Option B: Don't give negative behavior any juice. Be careful not to engage negative sexual vibes. Limit eye contact with the source of difficulty, and avoid handshakes or hugs; this reduces the energy exchange. Emotionally, keep breathing and centering yourself. Exhale negative vibes out so they don’t stick in you. Also, don’t silently sizzle with irritation or rage; this energetically signals that you’re still playing this game. Instead, go about your business. Be loving with your friend, and cordial to her husband. When the problem person doesn't have anything to hook onto energetically he or she will likely lose interest.
Respect your intuition about the sexual willies. If someone doesn't do anything obviously creepy, you can still get the willies. Instinctively, you're picking up something unsafe about this energy.
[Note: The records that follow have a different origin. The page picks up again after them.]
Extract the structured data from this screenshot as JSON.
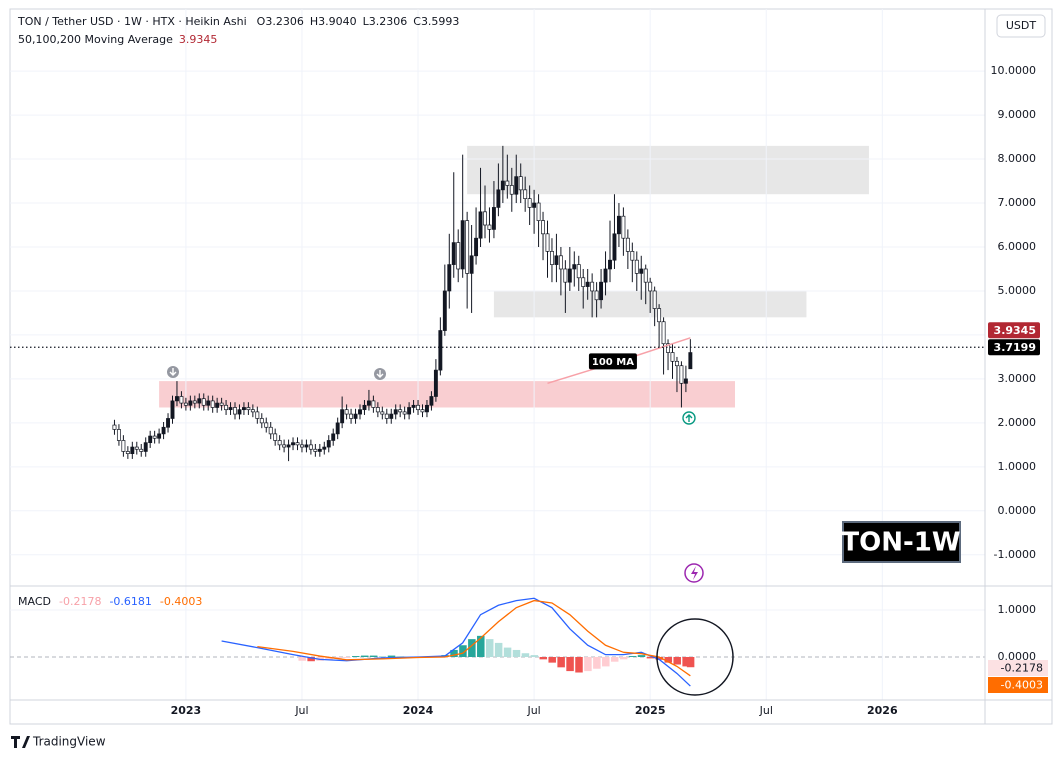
{
  "chart_data": [
    {
      "type": "candlestick",
      "title": "TON / Tether USD · 1W · HTX · Heikin Ashi",
      "ohlc_legend": [
        {
          "key": "O",
          "value": 3.2306
        },
        {
          "key": "H",
          "value": 3.904,
          "label": "3.9040"
        },
        {
          "key": "L",
          "value": 3.2306
        },
        {
          "key": "C",
          "value": 3.5993
        }
      ],
      "axis_unit": "USDT",
      "watermark": "TON-1W",
      "up_color": "#131722",
      "down_color": "#ffffff",
      "grid": true,
      "xlim": [
        -39.4,
        179
      ],
      "xticks": [
        {
          "value": 0,
          "label": "2023"
        },
        {
          "value": 26,
          "label": "Jul"
        },
        {
          "value": 52,
          "label": "2024"
        },
        {
          "value": 78,
          "label": "Jul"
        },
        {
          "value": 104,
          "label": "2025"
        },
        {
          "value": 130,
          "label": "Jul"
        },
        {
          "value": 156,
          "label": "2026"
        }
      ],
      "ylim": [
        -1.71,
        11.39
      ],
      "yticks": [
        {
          "value": 10,
          "label": "10.0000"
        },
        {
          "value": 9,
          "label": "9.0000"
        },
        {
          "value": 8,
          "label": "8.0000"
        },
        {
          "value": 7,
          "label": "7.0000"
        },
        {
          "value": 6,
          "label": "6.0000"
        },
        {
          "value": 5,
          "label": "5.0000"
        },
        {
          "value": 4,
          "label": "4.0000"
        },
        {
          "value": 3,
          "label": "3.0000"
        },
        {
          "value": 2,
          "label": "2.0000"
        },
        {
          "value": 1,
          "label": "1.0000"
        },
        {
          "value": 0,
          "label": "0.0000"
        },
        {
          "value": -1,
          "label": "-1.0000"
        }
      ],
      "x": [
        -16,
        -15,
        -14,
        -13,
        -12,
        -11,
        -10,
        -9,
        -8,
        -7,
        -6,
        -5,
        -4,
        -3,
        -2,
        -1,
        0,
        1,
        2,
        3,
        4,
        5,
        6,
        7,
        8,
        9,
        10,
        11,
        12,
        13,
        14,
        15,
        16,
        17,
        18,
        19,
        20,
        21,
        22,
        23,
        24,
        25,
        26,
        27,
        28,
        29,
        30,
        31,
        32,
        33,
        34,
        35,
        36,
        37,
        38,
        39,
        40,
        41,
        42,
        43,
        44,
        45,
        46,
        47,
        48,
        49,
        50,
        51,
        52,
        53,
        54,
        55,
        56,
        57,
        58,
        59,
        60,
        61,
        62,
        63,
        64,
        65,
        66,
        67,
        68,
        69,
        70,
        71,
        72,
        73,
        74,
        75,
        76,
        77,
        78,
        79,
        80,
        81,
        82,
        83,
        84,
        85,
        86,
        87,
        88,
        89,
        90,
        91,
        92,
        93,
        94,
        95,
        96,
        97,
        98,
        99,
        100,
        101,
        102,
        103,
        104,
        105,
        106,
        107,
        108,
        109,
        110,
        111,
        112,
        113
      ],
      "open": [
        1.95,
        1.85,
        1.6,
        1.35,
        1.3,
        1.45,
        1.4,
        1.35,
        1.55,
        1.7,
        1.65,
        1.75,
        1.9,
        2.1,
        2.5,
        2.6,
        2.45,
        2.4,
        2.5,
        2.45,
        2.55,
        2.4,
        2.5,
        2.35,
        2.45,
        2.4,
        2.3,
        2.35,
        2.2,
        2.3,
        2.35,
        2.3,
        2.25,
        2.1,
        2.0,
        1.9,
        1.75,
        1.6,
        1.5,
        1.45,
        1.5,
        1.55,
        1.5,
        1.45,
        1.5,
        1.4,
        1.35,
        1.4,
        1.45,
        1.6,
        1.75,
        2.0,
        2.3,
        2.2,
        2.1,
        2.2,
        2.3,
        2.4,
        2.5,
        2.35,
        2.25,
        2.2,
        2.1,
        2.2,
        2.3,
        2.25,
        2.2,
        2.35,
        2.4,
        2.3,
        2.25,
        2.4,
        2.6,
        3.2,
        4.1,
        5.0,
        5.6,
        6.1,
        5.5,
        6.6,
        5.4,
        5.8,
        6.2,
        6.8,
        6.5,
        6.4,
        6.9,
        7.3,
        7.5,
        7.4,
        7.2,
        7.6,
        7.3,
        7.1,
        6.9,
        7.0,
        6.6,
        6.3,
        5.9,
        5.6,
        5.8,
        5.5,
        5.2,
        5.5,
        5.6,
        5.3,
        5.1,
        5.2,
        5.0,
        4.8,
        5.2,
        5.5,
        5.7,
        6.3,
        6.7,
        6.2,
        5.9,
        5.7,
        5.4,
        5.5,
        5.2,
        5.0,
        4.6,
        4.3,
        3.8,
        3.6,
        3.4,
        3.3,
        2.9,
        3.2306
      ],
      "high": [
        2.07,
        1.97,
        1.72,
        1.47,
        1.57,
        1.57,
        1.52,
        1.67,
        1.82,
        1.82,
        1.87,
        2.02,
        2.22,
        2.62,
        2.95,
        2.72,
        2.57,
        2.62,
        2.62,
        2.67,
        2.67,
        2.62,
        2.62,
        2.57,
        2.57,
        2.52,
        2.47,
        2.47,
        2.42,
        2.47,
        2.47,
        2.42,
        2.37,
        2.22,
        2.12,
        2.02,
        1.87,
        1.72,
        1.62,
        1.62,
        1.67,
        1.67,
        1.62,
        1.62,
        1.62,
        1.52,
        1.52,
        1.57,
        1.72,
        1.87,
        2.12,
        2.6,
        2.42,
        2.32,
        2.32,
        2.42,
        2.52,
        2.75,
        2.62,
        2.47,
        2.37,
        2.32,
        2.32,
        2.42,
        2.42,
        2.37,
        2.47,
        2.52,
        2.52,
        2.42,
        2.52,
        2.72,
        3.45,
        4.4,
        5.6,
        6.3,
        7.7,
        6.4,
        8.1,
        6.8,
        6.5,
        6.9,
        7.8,
        7.4,
        6.9,
        7.5,
        7.9,
        8.3,
        8.1,
        7.8,
        8.1,
        7.9,
        7.6,
        7.4,
        7.3,
        7.2,
        6.8,
        6.6,
        6.2,
        6.3,
        6.0,
        5.7,
        6.0,
        5.9,
        5.8,
        5.5,
        5.5,
        5.4,
        5.2,
        5.5,
        5.9,
        6.6,
        7.2,
        7.0,
        6.9,
        6.4,
        6.1,
        5.9,
        5.8,
        5.6,
        5.3,
        5.1,
        4.7,
        4.4,
        3.9,
        3.8,
        3.5,
        3.4,
        3.3,
        3.904
      ],
      "low": [
        1.73,
        1.48,
        1.23,
        1.18,
        1.18,
        1.28,
        1.23,
        1.23,
        1.43,
        1.53,
        1.53,
        1.63,
        1.78,
        1.98,
        2.38,
        2.33,
        2.28,
        2.28,
        2.33,
        2.33,
        2.28,
        2.28,
        2.23,
        2.23,
        2.28,
        2.18,
        2.18,
        2.08,
        2.08,
        2.18,
        2.18,
        2.13,
        1.98,
        1.88,
        1.78,
        1.63,
        1.48,
        1.38,
        1.33,
        1.13,
        1.38,
        1.38,
        1.33,
        1.33,
        1.28,
        1.23,
        1.23,
        1.28,
        1.33,
        1.48,
        1.63,
        1.88,
        2.08,
        1.98,
        1.98,
        2.08,
        2.18,
        2.28,
        2.23,
        2.13,
        2.08,
        1.98,
        1.98,
        2.08,
        2.13,
        2.08,
        2.08,
        2.23,
        2.18,
        2.13,
        2.13,
        2.28,
        2.48,
        3.08,
        3.98,
        4.6,
        5.3,
        5.2,
        5.3,
        4.6,
        4.5,
        5.6,
        6.0,
        6.2,
        6.1,
        6.2,
        6.7,
        7.0,
        7.1,
        6.8,
        7.0,
        7.0,
        6.8,
        6.5,
        6.3,
        6.0,
        5.7,
        5.3,
        5.2,
        5.2,
        4.9,
        4.5,
        5.0,
        5.1,
        5.0,
        4.6,
        4.8,
        4.4,
        4.4,
        4.6,
        4.9,
        5.2,
        5.5,
        6.0,
        5.8,
        5.5,
        5.2,
        5.0,
        4.8,
        4.7,
        4.5,
        4.2,
        3.7,
        3.1,
        3.2,
        3.0,
        2.7,
        2.35,
        2.7,
        3.2306
      ],
      "close": [
        1.85,
        1.6,
        1.35,
        1.3,
        1.45,
        1.4,
        1.35,
        1.55,
        1.7,
        1.65,
        1.75,
        1.9,
        2.1,
        2.5,
        2.6,
        2.45,
        2.4,
        2.5,
        2.45,
        2.55,
        2.4,
        2.5,
        2.35,
        2.45,
        2.4,
        2.3,
        2.35,
        2.2,
        2.3,
        2.35,
        2.3,
        2.25,
        2.1,
        2.0,
        1.9,
        1.75,
        1.6,
        1.5,
        1.45,
        1.5,
        1.55,
        1.5,
        1.45,
        1.5,
        1.4,
        1.35,
        1.4,
        1.45,
        1.6,
        1.75,
        2.0,
        2.3,
        2.2,
        2.1,
        2.2,
        2.3,
        2.4,
        2.5,
        2.35,
        2.25,
        2.2,
        2.1,
        2.2,
        2.3,
        2.25,
        2.2,
        2.35,
        2.4,
        2.3,
        2.25,
        2.4,
        2.6,
        3.2,
        4.1,
        5.0,
        5.6,
        6.1,
        5.5,
        6.6,
        5.4,
        5.8,
        6.2,
        6.8,
        6.5,
        6.4,
        6.9,
        7.3,
        7.5,
        7.4,
        7.2,
        7.6,
        7.3,
        7.1,
        6.9,
        7.0,
        6.6,
        6.3,
        5.9,
        5.6,
        5.8,
        5.5,
        5.2,
        5.5,
        5.6,
        5.3,
        5.1,
        5.2,
        5.0,
        4.8,
        5.2,
        5.5,
        5.7,
        6.3,
        6.7,
        6.2,
        5.9,
        5.7,
        5.4,
        5.5,
        5.2,
        5.0,
        4.6,
        4.3,
        3.8,
        3.6,
        3.4,
        3.3,
        2.9,
        3.0,
        3.5993
      ],
      "moving_average": {
        "name": "50,100,200 Moving Average",
        "label": "100 MA",
        "color": "#f7a1a8",
        "x": [
          81,
          97,
          113
        ],
        "values": [
          2.9,
          3.4,
          3.9345
        ]
      },
      "last_price": 3.7199,
      "zones": [
        {
          "x": [
            63,
            153
          ],
          "y": [
            7.2,
            8.3
          ],
          "color": "#e3e3e3"
        },
        {
          "x": [
            69,
            139
          ],
          "y": [
            4.4,
            5.0
          ],
          "color": "#e3e3e3"
        },
        {
          "x": [
            -6,
            123
          ],
          "y": [
            2.35,
            2.95
          ],
          "color": "#f8c5c9"
        }
      ]
    },
    {
      "type": "macd",
      "title": "MACD",
      "grid": true,
      "xlim": [
        -39.4,
        179
      ],
      "ylim": [
        -0.915,
        1.468
      ],
      "yticks": [
        {
          "value": 1,
          "label": "1.0000"
        },
        {
          "value": 0,
          "label": "0.0000"
        }
      ],
      "hist_colors": [
        "#26a69a",
        "#b2dfdb",
        "#ef5350",
        "#ffcdd2"
      ],
      "series": [
        {
          "kind": "histogram",
          "color": "#f7a1a8",
          "x": [
            26,
            28,
            30,
            32,
            34,
            36,
            38,
            40,
            42,
            44,
            46,
            48,
            50,
            52,
            54,
            56,
            58,
            60,
            62,
            64,
            66,
            68,
            70,
            72,
            74,
            76,
            78,
            80,
            82,
            84,
            86,
            88,
            90,
            92,
            94,
            96,
            98,
            100,
            102,
            104,
            106,
            108,
            110,
            112,
            113
          ],
          "values": [
            -0.08,
            -0.09,
            -0.08,
            -0.06,
            -0.04,
            -0.02,
            0.02,
            0.03,
            0.03,
            0.02,
            0.03,
            0.02,
            0.01,
            0.01,
            0.01,
            0.02,
            0.04,
            0.15,
            0.25,
            0.38,
            0.45,
            0.38,
            0.3,
            0.2,
            0.15,
            0.08,
            0.04,
            -0.05,
            -0.12,
            -0.22,
            -0.3,
            -0.33,
            -0.3,
            -0.25,
            -0.2,
            -0.1,
            -0.05,
            0.02,
            0.04,
            -0.03,
            -0.06,
            -0.12,
            -0.16,
            -0.2,
            -0.2178
          ]
        },
        {
          "kind": "line",
          "color": "#2962ff",
          "x": [
            8,
            16,
            24,
            30,
            36,
            44,
            52,
            58,
            62,
            66,
            70,
            74,
            78,
            82,
            86,
            90,
            94,
            98,
            102,
            106,
            110,
            113
          ],
          "values": [
            0.34,
            0.2,
            0.05,
            -0.05,
            -0.08,
            -0.02,
            0.0,
            0.02,
            0.3,
            0.9,
            1.1,
            1.2,
            1.25,
            1.05,
            0.6,
            0.25,
            0.05,
            0.05,
            0.1,
            -0.05,
            -0.35,
            -0.6181
          ]
        },
        {
          "kind": "line",
          "color": "#ff6d00",
          "x": [
            16,
            24,
            30,
            36,
            44,
            52,
            58,
            62,
            66,
            70,
            74,
            78,
            82,
            86,
            90,
            94,
            98,
            102,
            106,
            110,
            113
          ],
          "values": [
            0.22,
            0.12,
            0.02,
            -0.06,
            -0.04,
            -0.01,
            0.0,
            0.08,
            0.4,
            0.75,
            1.05,
            1.2,
            1.15,
            0.9,
            0.55,
            0.25,
            0.1,
            0.07,
            0.0,
            -0.2,
            -0.4003
          ]
        }
      ]
    }
  ],
  "footer": {
    "brand": "TradingView"
  }
}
Say, it's a group of teenagers on the street: don't hesitate to maneuver around them. In the case of the auto mechanic I mentioned, get a new one. One of my patients couldn't put her finger on why she felt strangely uneasy around an electrician during a remodel of her home. She downplayed the intuition until one day he took it upon himself to tuck in the label of her blouse. This trespassing of her space pushed her over the edge; she hired a different electrician, an option I'd supported all along. Sometimes it's simply smart to duck out of a situation without making an issue of the vibes. Whenever you can switch a peripheral people, do so.
Inappropriate vibes also can arise with a masseuse or energy healer. It isn't necessarily what they say or do. Knowingly or not, they mix sexual energy into treatments. Many of my patients have tolerated this too long because they've questioned themselves. It's the worst feeling to be stuck in a massage, totally exposed, and have these weird vibes, intrusive vibes coming at you. You may want to get someone different. (Some people are more comfortable with same-sex masseuses). Or, if you have rapport with the practitioner, mention the issue once. If he or she was unaware of sending this energy and are open to change, terrific. However, if the vibes doesn’t stop, the person is not for you.
My friend Angela, a gospel choir director in a church with a congregation of thousands, has had to become the queen of boundary setting. Now, she does it with such grace, though coming from an abusive home where boundaries didn't exist, it took determination to get good at it. Garbed in brightly colored African robes, Angela likes to greet her congregants after a service. A few words for each, sometimes a hug. Angela is an expert reader of energy, is clear about staying heart-centered, but not sending sexual vibes. Sometimes, though, people have their own agenda. Angela told me, "Every week this one man kept hugging me too tight. It felt needy and slightly seductive. His energy was gooey, like fly paper. So I had to communicate to him, 'It's nice to see you, but I'd rather we didn't hug. It doesn't feel comfortable.'" You'd think a statement like this might set someone off or offend them. But Angela conveyed it with such sweetness and respect that the congregant took it in the spirit intended. From then on, he respected her boundaries. The upshot was she didn't have to dread seeing him each week or be subjected to energy that felt off.
As a medical student I experienced the horror of having to keep my mouth shut around hot-shot surgeons who'd tell disgusting sexist jokes in the operating room. At a time when a patient is exquisitely vulnerable--out cold and being cut open--only positive vibes are called for. Of course, the surgeons didn't acknowledge that words are action, that their talk energetically violated both patient and students present. Perhaps I could've said something to my supervisors--but I lacked confidence, was afraid of retaliation. Today, with increased public scrutiny of workplace indiscretions, I'd counsel medical students to surface these issues with their program chiefs.